An example command is below:
modkit bedmethyl merge sample_a.bed.gz sample_b.bed.gz \
-o samples_a_and_b.bed \
-g genome_sizes.tsv # could be reference.fa.fai
The input bedMethyl files must be bgzipped and tabix indexed.
bgzip sample_a.bed
tabix sample_a.bed.gz
bgzip sample_b.bed
tabix sample_b.bed.gz
The genome_sizes.tsv
is a tab-separated file containing the lengths of the contigs in the reference sequence, you can also use a .fai file generated by samtools faidx
.
For example taken from bedtools
:
The schema should be <chromName><TAB><chromSize>
.
For example, Human (hg19):
chr1 249250621
chr2 243199373
Convert bedMethyl to bigWig
You may want to convert a bedMethyl to bigWig for easier visualization on a genome browser.

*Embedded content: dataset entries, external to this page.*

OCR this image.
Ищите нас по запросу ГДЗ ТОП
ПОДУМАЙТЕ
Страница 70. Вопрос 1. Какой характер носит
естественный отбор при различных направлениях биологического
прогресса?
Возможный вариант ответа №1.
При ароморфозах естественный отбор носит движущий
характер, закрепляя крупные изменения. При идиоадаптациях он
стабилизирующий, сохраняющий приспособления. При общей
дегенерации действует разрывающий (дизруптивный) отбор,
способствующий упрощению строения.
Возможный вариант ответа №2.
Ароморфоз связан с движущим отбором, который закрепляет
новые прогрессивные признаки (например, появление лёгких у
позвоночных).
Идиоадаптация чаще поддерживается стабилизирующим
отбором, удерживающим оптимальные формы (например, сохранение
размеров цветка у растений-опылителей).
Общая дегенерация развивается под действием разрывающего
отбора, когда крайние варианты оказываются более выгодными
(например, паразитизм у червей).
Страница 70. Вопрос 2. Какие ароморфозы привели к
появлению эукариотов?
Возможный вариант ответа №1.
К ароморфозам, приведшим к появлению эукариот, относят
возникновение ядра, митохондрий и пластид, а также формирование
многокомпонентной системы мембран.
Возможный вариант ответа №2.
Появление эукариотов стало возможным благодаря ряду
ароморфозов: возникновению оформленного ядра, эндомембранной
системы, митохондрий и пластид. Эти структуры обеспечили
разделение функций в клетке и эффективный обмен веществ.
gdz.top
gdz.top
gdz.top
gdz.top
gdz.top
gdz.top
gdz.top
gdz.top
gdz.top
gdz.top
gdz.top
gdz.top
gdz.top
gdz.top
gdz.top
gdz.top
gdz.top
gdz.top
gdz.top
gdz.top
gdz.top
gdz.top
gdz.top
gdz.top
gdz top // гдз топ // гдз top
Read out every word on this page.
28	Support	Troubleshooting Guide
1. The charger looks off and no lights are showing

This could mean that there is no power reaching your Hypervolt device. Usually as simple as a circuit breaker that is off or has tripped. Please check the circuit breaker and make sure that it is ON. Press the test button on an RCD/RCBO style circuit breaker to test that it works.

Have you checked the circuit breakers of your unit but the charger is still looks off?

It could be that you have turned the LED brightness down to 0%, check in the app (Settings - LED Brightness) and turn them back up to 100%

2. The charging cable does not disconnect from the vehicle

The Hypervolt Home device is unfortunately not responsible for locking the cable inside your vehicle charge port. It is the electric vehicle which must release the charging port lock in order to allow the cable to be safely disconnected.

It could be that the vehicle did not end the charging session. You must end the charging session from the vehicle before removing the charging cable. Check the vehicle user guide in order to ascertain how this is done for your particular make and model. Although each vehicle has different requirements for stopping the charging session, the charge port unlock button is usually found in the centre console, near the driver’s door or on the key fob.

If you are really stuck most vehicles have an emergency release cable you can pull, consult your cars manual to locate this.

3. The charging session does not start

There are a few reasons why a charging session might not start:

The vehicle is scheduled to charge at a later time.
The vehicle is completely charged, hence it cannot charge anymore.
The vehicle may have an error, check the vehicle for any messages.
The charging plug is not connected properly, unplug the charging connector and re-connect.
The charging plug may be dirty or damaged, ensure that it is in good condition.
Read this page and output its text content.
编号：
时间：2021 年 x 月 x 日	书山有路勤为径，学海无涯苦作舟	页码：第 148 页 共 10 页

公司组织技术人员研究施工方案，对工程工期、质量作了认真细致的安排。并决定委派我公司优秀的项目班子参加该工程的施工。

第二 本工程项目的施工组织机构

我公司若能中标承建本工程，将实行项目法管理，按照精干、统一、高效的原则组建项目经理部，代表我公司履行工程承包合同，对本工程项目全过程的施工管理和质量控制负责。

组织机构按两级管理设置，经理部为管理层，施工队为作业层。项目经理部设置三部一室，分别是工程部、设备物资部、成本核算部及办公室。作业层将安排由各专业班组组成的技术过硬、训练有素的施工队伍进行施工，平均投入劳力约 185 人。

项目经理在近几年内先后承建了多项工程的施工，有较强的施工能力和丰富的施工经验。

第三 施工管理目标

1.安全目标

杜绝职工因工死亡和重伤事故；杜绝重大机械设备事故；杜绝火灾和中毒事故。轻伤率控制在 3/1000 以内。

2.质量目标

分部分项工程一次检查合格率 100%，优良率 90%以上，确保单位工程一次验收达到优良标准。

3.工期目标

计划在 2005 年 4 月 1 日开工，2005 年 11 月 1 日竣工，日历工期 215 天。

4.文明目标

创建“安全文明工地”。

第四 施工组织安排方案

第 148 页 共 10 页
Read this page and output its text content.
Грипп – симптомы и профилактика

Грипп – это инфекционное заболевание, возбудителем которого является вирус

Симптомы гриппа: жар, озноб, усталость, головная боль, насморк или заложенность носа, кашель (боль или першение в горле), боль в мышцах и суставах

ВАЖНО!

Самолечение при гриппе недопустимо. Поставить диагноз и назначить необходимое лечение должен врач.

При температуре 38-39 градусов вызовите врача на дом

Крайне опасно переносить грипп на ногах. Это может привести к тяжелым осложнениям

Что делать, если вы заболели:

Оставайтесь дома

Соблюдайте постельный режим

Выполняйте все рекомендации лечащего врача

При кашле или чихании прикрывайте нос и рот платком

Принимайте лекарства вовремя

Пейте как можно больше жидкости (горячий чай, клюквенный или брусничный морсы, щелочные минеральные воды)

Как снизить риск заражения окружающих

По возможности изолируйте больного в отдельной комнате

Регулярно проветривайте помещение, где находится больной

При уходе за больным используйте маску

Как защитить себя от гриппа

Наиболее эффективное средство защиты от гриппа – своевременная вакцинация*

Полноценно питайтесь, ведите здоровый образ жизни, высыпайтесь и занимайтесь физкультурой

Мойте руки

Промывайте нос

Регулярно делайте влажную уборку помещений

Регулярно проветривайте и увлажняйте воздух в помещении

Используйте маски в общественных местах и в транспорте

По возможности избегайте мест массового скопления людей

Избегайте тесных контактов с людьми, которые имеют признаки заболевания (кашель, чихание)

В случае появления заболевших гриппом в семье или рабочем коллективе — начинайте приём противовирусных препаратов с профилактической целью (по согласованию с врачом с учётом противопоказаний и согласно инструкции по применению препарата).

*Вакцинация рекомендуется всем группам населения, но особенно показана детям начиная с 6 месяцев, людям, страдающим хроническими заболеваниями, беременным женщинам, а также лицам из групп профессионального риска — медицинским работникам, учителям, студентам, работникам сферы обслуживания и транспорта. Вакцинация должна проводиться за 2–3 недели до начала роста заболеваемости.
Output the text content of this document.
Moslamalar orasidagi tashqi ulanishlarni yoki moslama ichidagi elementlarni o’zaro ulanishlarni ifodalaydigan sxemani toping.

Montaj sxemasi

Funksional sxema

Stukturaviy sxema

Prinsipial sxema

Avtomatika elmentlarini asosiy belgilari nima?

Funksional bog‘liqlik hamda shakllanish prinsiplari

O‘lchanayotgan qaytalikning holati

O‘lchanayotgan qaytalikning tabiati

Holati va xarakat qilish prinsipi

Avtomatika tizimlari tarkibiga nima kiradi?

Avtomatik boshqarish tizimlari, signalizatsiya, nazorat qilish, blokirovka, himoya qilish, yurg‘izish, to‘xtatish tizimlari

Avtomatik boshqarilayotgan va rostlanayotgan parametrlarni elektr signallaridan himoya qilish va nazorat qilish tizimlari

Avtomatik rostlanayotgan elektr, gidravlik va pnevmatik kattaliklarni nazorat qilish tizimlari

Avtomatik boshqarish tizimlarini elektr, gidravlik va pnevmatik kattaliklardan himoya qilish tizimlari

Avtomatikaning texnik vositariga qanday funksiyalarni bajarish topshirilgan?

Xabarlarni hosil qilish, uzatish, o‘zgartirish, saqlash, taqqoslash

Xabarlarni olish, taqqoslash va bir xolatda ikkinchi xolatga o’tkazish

Modkit provides a bedmethyl tobigwig
function that can extract a bigWig track from a bedMethyl.
The bigWig format is more constrained than bedMethyl in that it can only display a single stream of data (floats).
So you can't have a bigWig with 5hmC and 5mC values together, you need to make separate tracks. Here are some annotated examples:
# you can run pileup and stream the output through the new command '-' means output to stdout
modkit pileup ${modbam} - \
# --mod-code a will make a track of 6mA
| tee >(modkit bedmethyl tobigwig - ${outdir}/subsample_pileup_a.bw --mod-code a -g ${sizes} --log ${outdir}/bm_a.log --negative-strand-values --suppress-progress) \
# you can use "bm" or "bedmethyl"
# --mod-code (or --mod-codes h,m) will combine the 5hmC and 5mC counts into a track
| tee >(modkit bm tobigwig - ${outdir}/subsample_pileup_hm.bw --mod-codes h,m -g ${sizes} --log ${outdir}/bm_hm.log --negative-strand-values --suppress-progress) \
# finally pipe out to the pileup
> ${pileup}
# you can use a file also, if you have conflicting bases (e.g. 6mA and 5mC) - you'll get an error.
modkit bm tobigwig ${pileup} ${outbw} --mod-code m,a -g ${sizes} --negative-strand-values
With this CLI you can capture any number of bigWig tracks whilst making a bedMethyl pileup at the same time. You can also make a bigWig from a pre-computed bedMethyl (and use tabix to get just sections of a pre-made bedMethyl).